Taipei, Taiwan – Taiwan and its supporters have been campaigning hard to see it return as an observer at the World Health Assembly, the governing body of the World Health Organization, which is due to meet from May 24.
Taiwan’s successful handling of COVID-19 for more than a year and a half has brought renewed attention to Taiwan’s absence from the WHA, which it has not attended since the 2016 election of President Tsai Ing-wen.
US legislators have regularly called for Taiwan to return as an observer in years past, but this time the G7 has thrown its support behind Taiwan while a coordinated social media campaign this year under the hashtag of #LetTaiwanHelp has expanded to include legislators from Europe, Australia, Canada and New Zealand.
At the end of April, 16 members of the Inter-Parliamentary Alliance on China (IPAC) released a campaign video urging the WHA to invite Taiwan, coinciding with a surge in tweets from US Congressional legislators and the US State Department.
“In the past, efforts out of Congress centred on sending letters to the WHO or the Executive Branch or to capitals abroad to ask for support for Taiwan’s inclusion. This year, however, there was a much more public and thus, more far-reaching, approach,” said Jessica Drun, a non-resident fellow at the US-based Project 2049 Institute.
“This brought in parliamentarians from across the world – and across party lines. It was likewise able to grow organically on the social media platform, generating statements from other leaders as well as public figures and activists,” she said.
Taiwan’s Deputy Minister of Foreign Affairs Tien Chung-kwang has said the government will continue to hope for an invitation until the last minute, as it makes use of the #LetTaiwanHelp hashtag to drum up support and the new #TaiwanIsHelping hashtag to promote its donations of oxygen tanks and other medical supplies to hard-hit countries such as India.
Yeh Ching-chuan, who attended the WHA in 2009 as an observer when he was minister of health, says that at that time Taiwan was able to bring approximately 15 experts to attend scientific sessions and present on topics including the island’s successful national insurance programme.
“It is a short meeting,” Yeh said.
“The WHA is only two days and then there are the scientific meetings, but it is meaningful, the participation. For those countries that don’t have a diplomatic relationship with Taiwan, they are still interested in some fields and contacted our experts even after they come back.”
Great meeting with Minister Chen from Taiwan to discuss the ongoing pandemic & global health issues. The U.S. supports Taiwan’s ability to access vaccines, its contributions to health security, & its return to observership at the #WHA #LetTaiwanHelp pic.twitter.com/xC4cPoFSZm
— Office of Global Affairs, HHS (@HHS_Global) May 21, 2021
Taiwan is facing challenges with a surge of coronavirus, it shows that disease knows no border. Taiwan needs to be included in the WHO.
— Judy Sgro (@JudySgroMP) May 20, 2021
Medical experts would probably be keen to hear from a Taiwan delegation about how it has handled, and mostly contained, COVID-19.
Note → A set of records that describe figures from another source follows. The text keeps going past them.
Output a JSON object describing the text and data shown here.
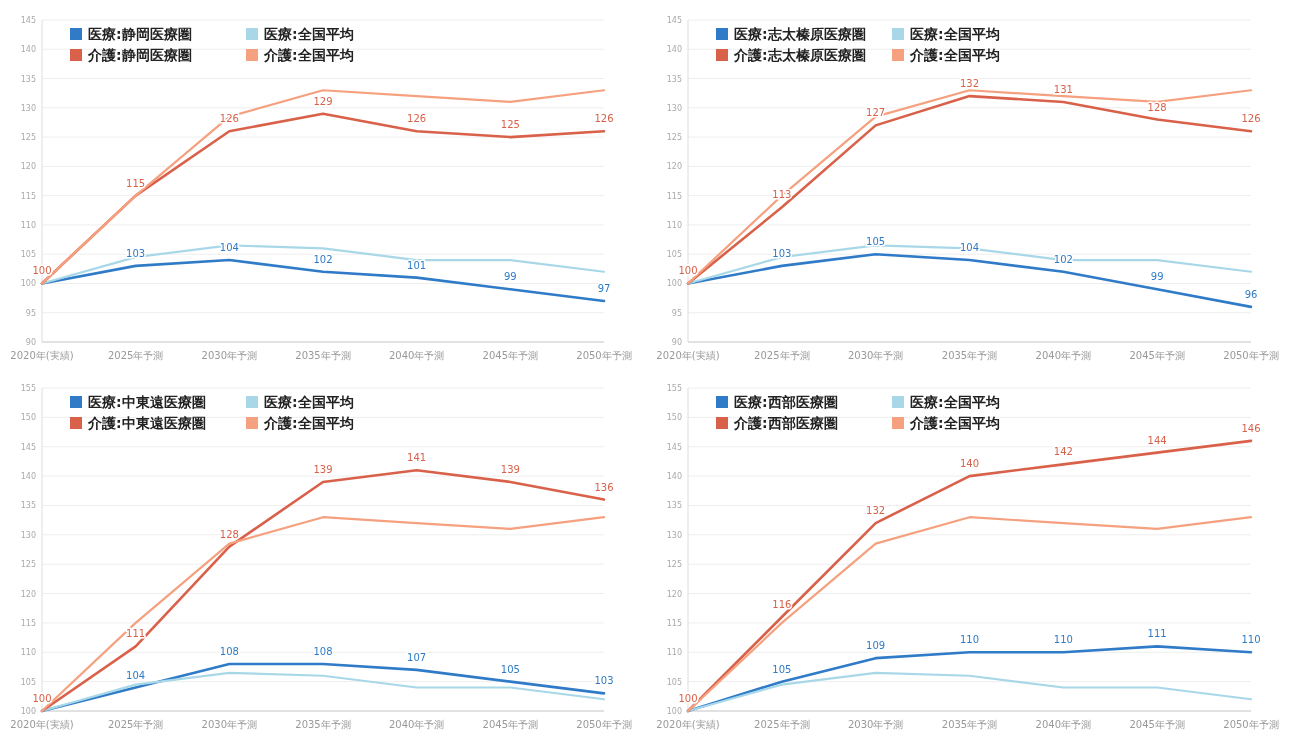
{
  "chart_data": [
    {
      "type": "line",
      "categories": [
        "2020年(実績)",
        "2025年予測",
        "2030年予測",
        "2035年予測",
        "2040年予測",
        "2045年予測",
        "2050年予測"
      ],
      "ylim": [
        90,
        145
      ],
      "yticks": [
        90,
        95,
        100,
        105,
        110,
        115,
        120,
        125,
        130,
        135,
        140,
        145
      ],
      "grid": "y",
      "legend": "top left",
      "series": [
        {
          "name": "医療:静岡医療圏",
          "color": "#2f7bc8",
          "values": [
            100,
            103,
            104,
            102,
            101,
            99,
            97
          ],
          "value_labels": [
            "100",
            "103",
            "104",
            "102",
            "101",
            "99",
            "97"
          ]
        },
        {
          "name": "医療:全国平均",
          "color": "#a8d8e8",
          "values": [
            100,
            104.5,
            106.5,
            106,
            104,
            104,
            102
          ]
        },
        {
          "name": "介護:静岡医療圏",
          "color": "#d9614a",
          "values": [
            100,
            115,
            126,
            129,
            126,
            125,
            126
          ],
          "value_labels": [
            "100",
            "115",
            "126",
            "129",
            "126",
            "125",
            "126"
          ]
        },
        {
          "name": "介護:全国平均",
          "color": "#f5a07e",
          "values": [
            100,
            115,
            128.5,
            133,
            132,
            131,
            133
          ]
        }
      ]
    },
    {
      "type": "line",
      "categories": [
        "2020年(実績)",
        "2025年予測",
        "2030年予測",
        "2035年予測",
        "2040年予測",
        "2045年予測",
        "2050年予測"
      ],
      "ylim": [
        90,
        145
      ],
      "yticks": [
        90,
        95,
        100,
        105,
        110,
        115,
        120,
        125,
        130,
        135,
        140,
        145
      ],
      "grid": "y",
      "legend": "top left",
      "series": [
        {
          "name": "医療:志太榛原医療圏",
          "color": "#2f7bc8",
          "values": [
            100,
            103,
            105,
            104,
            102,
            99,
            96
          ],
          "value_labels": [
            "100",
            "103",
            "105",
            "104",
            "102",
            "99",
            "96"
          ]
        },
        {
          "name": "医療:全国平均",
          "color": "#a8d8e8",
          "values": [
            100,
            104.5,
            106.5,
            106,
            104,
            104,
            102
          ]
        },
        {
          "name": "介護:志太榛原医療圏",
          "color": "#d9614a",
          "values": [
            100,
            113,
            127,
            132,
            131,
            128,
            126
          ],
          "value_labels": [
            "100",
            "113",
            "127",
            "132",
            "131",
            "128",
            "126"
          ]
        },
        {
          "name": "介護:全国平均",
          "color": "#f5a07e",
          "values": [
            100,
            115,
            128.5,
            133,
            132,
            131,
            133
          ]
        }
      ]
    },
    {
      "type": "line",
      "categories": [
        "2020年(実績)",
        "2025年予測",
        "2030年予測",
        "2035年予測",
        "2040年予測",
        "2045年予測",
        "2050年予測"
      ],
      "ylim": [
        100,
        155
      ],
      "yticks": [
        100,
        105,
        110,
        115,
        120,
        125,
        130,
        135,
        140,
        145,
        150,
        155
      ],
      "grid": "y",
      "legend": "top left",
      "series": [
        {
          "name": "医療:中東遠医療圏",
          "color": "#2f7bc8",
          "values": [
            100,
            104,
            108,
            108,
            107,
            105,
            103
          ],
          "value_labels": [
            "100",
            "104",
            "108",
            "108",
            "107",
            "105",
            "103"
          ]
        },
        {
          "name": "医療:全国平均",
          "color": "#a8d8e8",
          "values": [
            100,
            104.5,
            106.5,
            106,
            104,
            104,
            102
          ]
        },
        {
          "name": "介護:中東遠医療圏",
          "color": "#d9614a",
          "values": [
            100,
            111,
            128,
            139,
            141,
            139,
            136
          ],
          "value_labels": [
            "100",
            "111",
            "128",
            "139",
            "141",
            "139",
            "136"
          ]
        },
        {
          "name": "介護:全国平均",
          "color": "#f5a07e",
          "values": [
            100,
            115,
            128.5,
            133,
            132,
            131,
            133
          ]
        }
      ]
    },
    {
      "type": "line",
      "categories": [
        "2020年(実績)",
        "2025年予測",
        "2030年予測",
        "2035年予測",
        "2040年予測",
        "2045年予測",
        "2050年予測"
      ],
      "ylim": [
        100,
        155
      ],
      "yticks": [
        100,
        105,
        110,
        115,
        120,
        125,
        130,
        135,
        140,
        145,
        150,
        155
      ],
      "grid": "y",
      "legend": "top left",
      "series": [
        {
          "name": "医療:西部医療圏",
          "color": "#2f7bc8",
          "values": [
            100,
            105,
            109,
            110,
            110,
            111,
            110
          ],
          "value_labels": [
            "100",
            "105",
            "109",
            "110",
            "110",
            "111",
            "110"
          ]
        },
        {
          "name": "医療:全国平均",
          "color": "#a8d8e8",
          "values": [
            100,
            104.5,
            106.5,
            106,
            104,
            104,
            102
          ]
        },
        {
          "name": "介護:西部医療圏",
          "color": "#d9614a",
          "values": [
            100,
            116,
            132,
            140,
            142,
            144,
            146
          ],
          "value_labels": [
            "100",
            "116",
            "132",
            "140",
            "142",
            "144",
            "146"
          ]
        },
        {
          "name": "介護:全国平均",
          "color": "#f5a07e",
          "values": [
            100,
            115,
            128.5,
            133,
            132,
            131,
            133
          ]
        }
      ]
    }
  ]
}
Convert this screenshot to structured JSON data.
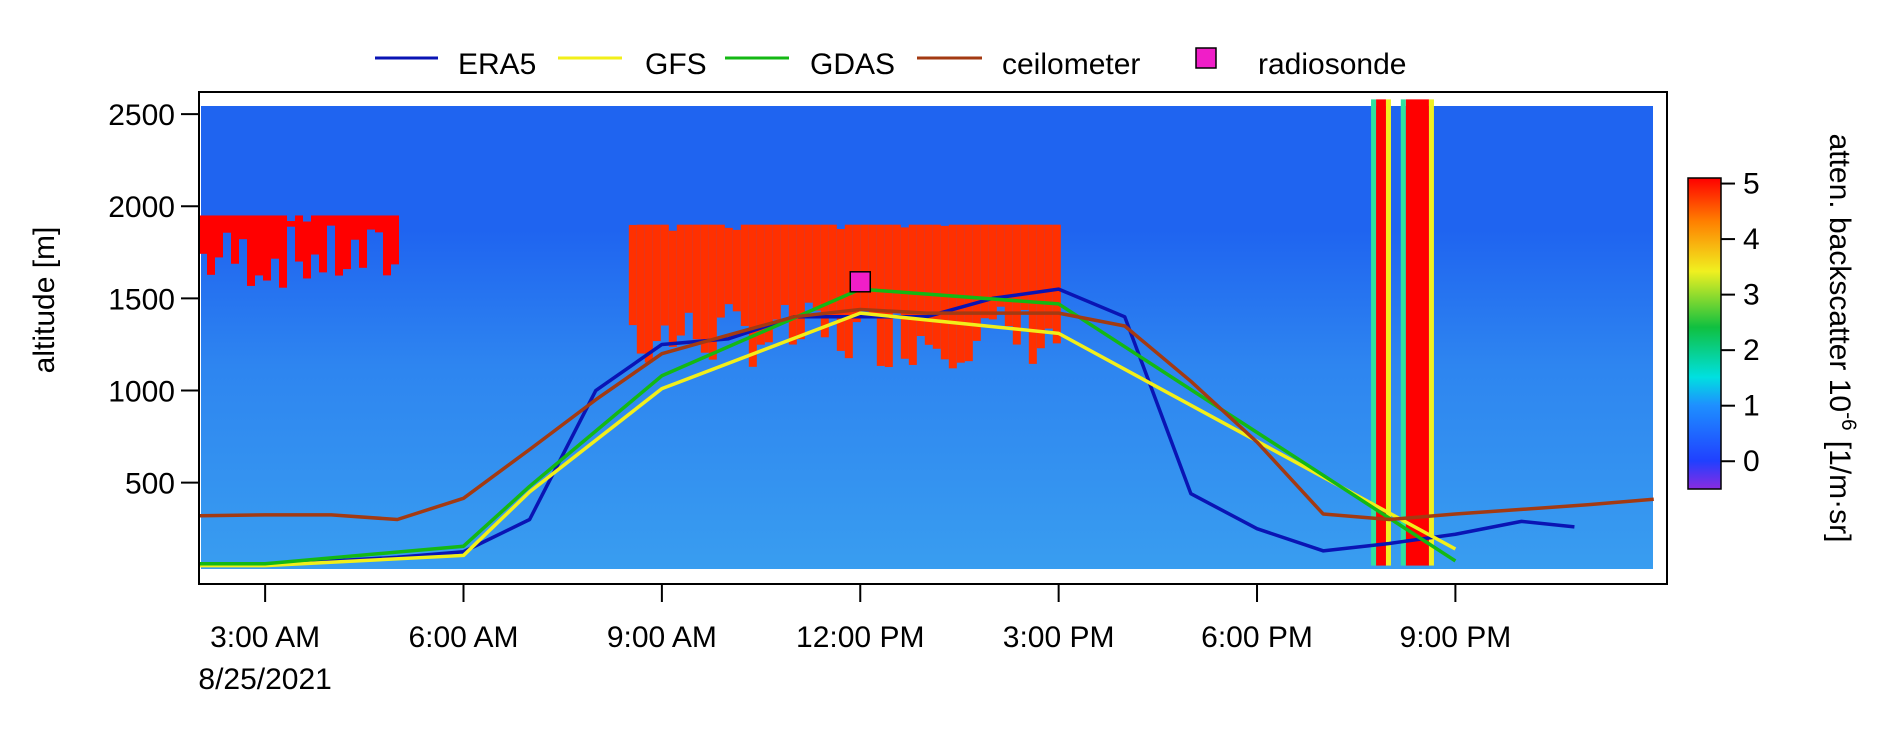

Until this month, the island had less than 1,200 coronavirus cases and 12 deaths, although infection rates in Taipei and New Taipei City are now climbing following an outbreak linked to a cluster that began with a group of China Airlines pilots in early May.
Known formally as the Republic of China, Taiwan originally represented China at the WHO and WHA but it was expelled from the organisations in 1972, a year after Beijing was formally admitted to the United Nations.
Taiwan was invited to attend an observer from 2009 to 2016 during the relatively China-friendly presidency of Ma Ying-jeou but that offer was rescinded once Tsai took office.
Since her election, Beijing, which claims the self-ruled island as its own, has pushed to limit Taiwan’s international presence and participation even in non-political organisations such as the WHO and the International Civil Aviation Organization (ICAO).
The number of countries with which Taiwan has maintained formal diplomatic relations has also shrunk since Tsai became president – with just 15 states currently recognising Taipei over Beijing.
However, growing fears about China’s influence in Europe has also brought Taiwan new allies in unlikely places including Lithuania, the Czech Republic and the European Parliament.
Ahead of the WHA, the Czech Senate passed a resolution calling for Taiwan’s participation in “all meetings, mechanisms and activities” of the WHO, while Lithuania and Czech legislators sit on IPAC, along with representatives from 10 other European countries.
“A couple of years ago, Taiwan was not seen as one of the major players in either the European Asia strategy nor countries’ [individual] strategies. This has obviously changed due to the developments in Hong Kong, Xinjiang, the coronavirus pandemic, and the US administration focus on the island,” said Ivana Karásková, a China research fellow and a project coordinator at the Association for International Affairs in Prague.
“As for the practical implications, it may not change the island’s isolation in international organisations and forums but it clearly signals that countries are willing to engage with Taiwan.”